God is not one being split into three parts. He is three beings – Father, Son and Holy Spirit – united into one whole.
And because God is three beings, He can be love. Three beings in perfect communion, yielding impeccably to the wills and desires of one another.
Humanity was formed in the cradle of perfect love, but when we broke away at the Fall, things started to fracture and fragment in the way we saw everything. Till today, we seem to approach God as if He’s in conflict with Himself.
Sometimes, I feel like in trying to wrap our minds around God, we segment Him and His character accordingly.
Jesus is straightforwardly merciful and sacrificial, while the Father is a bit more harsh and judgmental.
The Holy Spirit is kind of elusive and erratic, yet at the same time kind of predictable and formulaic. If you knew the right buttons to push in a worship service, you could try to make sure He shows up and “does stuff”.
Is God someone to be dissected and figured out so that we can get what we want?
Isn’t He someone to get to know and understand on a deep, relational level?
God is not a philosophy to be manipulated and grasped, but a Person with a personality far transcending any human in depth and complexity.
Maybe the way we treat God holds up a mirror to our own splintered selves. I suspect that we are so used to compartmentalising our own lives and faith we don’t even realise we are doing it.
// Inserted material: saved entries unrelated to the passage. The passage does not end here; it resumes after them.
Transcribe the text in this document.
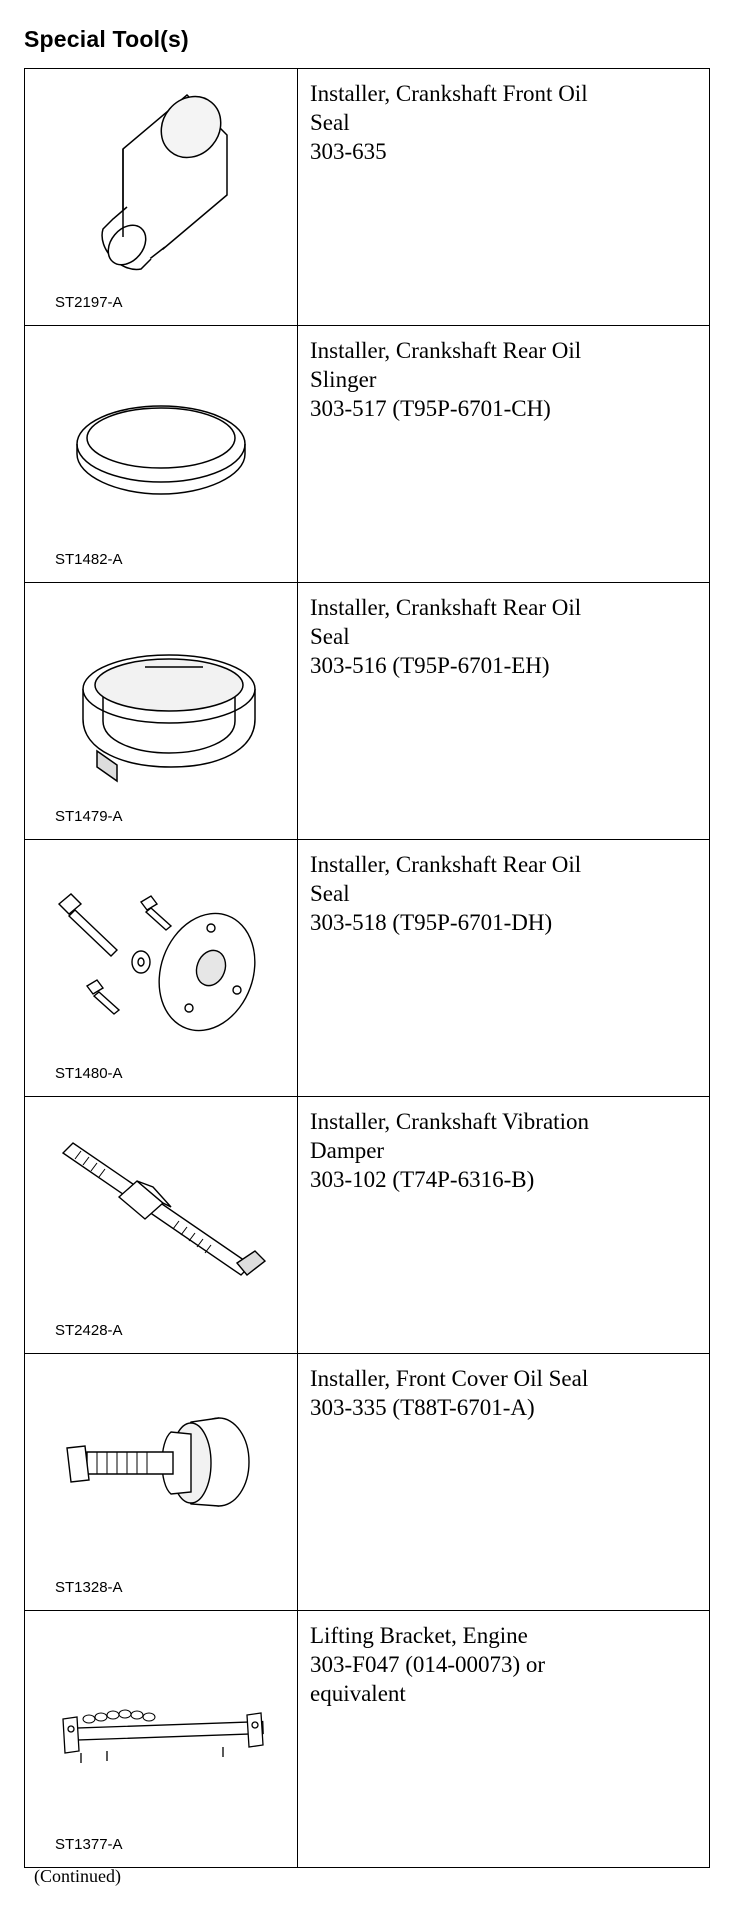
Special Tool(s)
ST2197-A	Installer, Crankshaft Front Oil
Seal
303-635

ST1482-A	Installer, Crankshaft Rear Oil
Slinger
303-517 (T95P-6701-CH)

ST1479-A	Installer, Crankshaft Rear Oil
Seal
303-516 (T95P-6701-EH)

ST1480-A	Installer, Crankshaft Rear Oil
Seal
303-518 (T95P-6701-DH)

ST2428-A	Installer, Crankshaft Vibration
Damper
303-102 (T74P-6316-B)

ST1328-A	Installer, Front Cover Oil Seal
303-335 (T88T-6701-A)

ST1377-A	Lifting Bracket, Engine
303-F047 (014-00073) or
equivalent
(Continued)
I catch myself doing it all the time too. Hypocrisy can be subtle, unconscious and conditioned.
For instance, how often have I as a musician prepared to lead worship in the most disgraceful manner? Forgetting that the act of worship is not a means to an end – “let’s do some worship to start things off” – it is an end in itself. The adoration of God is what we will spend eternity doing, and it starts from today – in every second of today.
How often have I let God shift from a ‘who’ into a ‘what’? Forgetting that He is not a philosophy to be manipulated and grasped, but a Person with a personality far transcending any human in depth and complexity.
And how often have I grossly disrespected God in the way I’ve talked about Him with others, literally right in front of Him? Forgetting that our actions in themselves are never levers to move Him, to twist His arm. He sees straight through to our hearts, He knows the motives we conceal.
I’m on this journey – we all are. For the words on my mouth and the meditation of my heart to be one and the same (Psalm 19:14). I must ask myself constantly whether I am expressing His character with my lips but betraying how I truly perceive Him with my lifestyle.
So when I fight for things in this life, fight for people to see and know Him, for justice and fairness on this earth, I cannot afford to let it lapse into a fight for Him and against Him both at once.
He’s been showing me that His judgment is an integral part of His mercy. In all of His judgments we can read mercy – if we read closely. In all of His judgments He fights for the broken-hearted and oppressed, and He fights for them more than we could ever imagine in our finite capacity.
In God’s righteousness we find both mercy and judgment, until gradually, we find mercy swallowing up judgment altogether.
In God there is no insecurity or infighting.
Neither should there be in us. It is but fear and the mindless shuttling towards self-preservation that shatters the image of perfect love we were always made to bear.
“If we don’t care about personal holiness then we don’t care about justice at all.”